Trump’s attacks seemed to be merely “a big show, that Trump wanted to do right away, when cameras were on. A show, upfront, for his audience back home,” said one senior Western diplomat, who spoke on condition of anonymity.

Even so, the two diplomats said that NATO allies going into the summit in Brussels feared Trump would be “all snarls” during his time at the NATO summit and would then be “all smiles” when he meets with Putin.

The White House has said that Trump, in his meeting with Putin, will raise the issues of Russia’s election meddling and its destabilizing behavior in the Ukraine. But these diplomatic sources say there’s now an expectation that Trump will be perfunctory about it, acting because of political pressure, and little development is expected on either topic.

And even as Trump deployed a more reasonable tone in private meetings, analysts and NATO experts worried about the damage his displays are doing to the alliance.

Barry Pavel, a senior vice president at the Atlantic Council, said the alliance “is built on trust and is built on values,” The amount and level of emotion heard from foreign leaders in reaction to Trump “was not a good sign,” he said.

Speaking of the President’s behavior, Pavel said, “I worry that it is in some way tearing at the fabric … of the transatlantic bonds.”

Trump raged through the meeting publicly dismissing allies as “delinquent” in their defense spending, charging that Germany is “captive” to Russia and questioning the very point of the North Atlantic Treaty Organization, widely seen as the world’s most successful security alliance, with a tweet saying, in part, “what good is NATO?”

Behind closed doors, Trump was more measured and businesslike, though he still projected impatience and urgency, according to two senior Western diplomats who didn’t want to be identified to discuss internal conversations.

These sources say Trump “pulled his punches” when he went into the plenary session with NATO leaders. Trump did mention his goal of NATO countries contributing more, but made no threats and was actually quite calm. The feeling among allies being “that could have been a lot worse.”

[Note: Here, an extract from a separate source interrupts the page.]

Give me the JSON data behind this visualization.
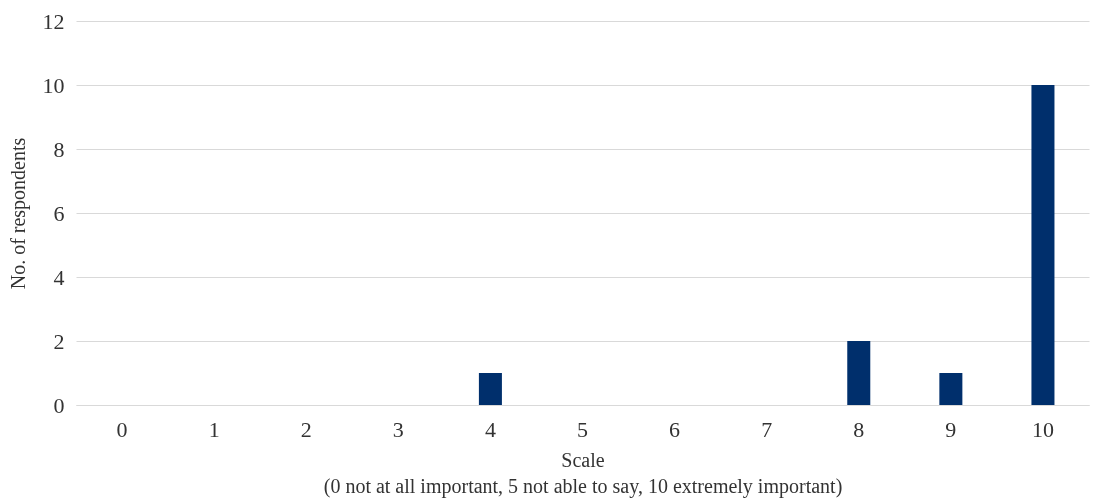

And while they characterized Trump’s bilateral meeting with German Chancellor Angela Merkel as “nice” and focused on “the great relationship” the US and Germany share, these sources said Merkel was “furious” after Trump had slammed Germany in his public comments earlier in the day, suggesting it was under Moscow’s influence because it imports energy from Russia.

“Germany is not North Korea, so the same tactics the Trump administration used on North Korea should not be applied to the closest allies of the United States,” Pavel said. “The US leads in the world by the power of attraction, not by the power of coercion.”

A senior NATO official said the private discussions on burden sharing between Trump and the other leaders was “tough on both sides,” as the alliance members rejected Trump’s call for countries to spend 4% of GDP on defense spending, a significant jump from the current 2% guideline. The official referred to Trump’s suggestion as a “throw away remark.”

This official, as other leaders and sources have said, reiterated that NATO recommitted itself to the 2% goal laid out in 2014.

‘Frustration’

Trump used “up front, blunt language” and projected “a sense of urgency” and “frustration,” this official said. But the other leaders pushed back on Trump during the discussion in what was a “heated” and “unscripted” exchange.

This official said NATO leaders were encouraged by Trump’s more supportive comments about the alliance at his news conference, where he said he believes in NATO. And the official noted that other NATO leaders are getting “used to this,” when it comes to Trump’s fiery rhetoric.

NATO Secretary General Jens Stoltenberg told CNN that everyone agrees on the core issue of increasing defense spending and distinguished that issue from “messaging” about it.

“When it comes to the substance, we all agree that we have to do more,” Stoltenberg said Wednesday. “And therefore, I try to distinguish what is different language and messaging and what is disagreement on the core task.”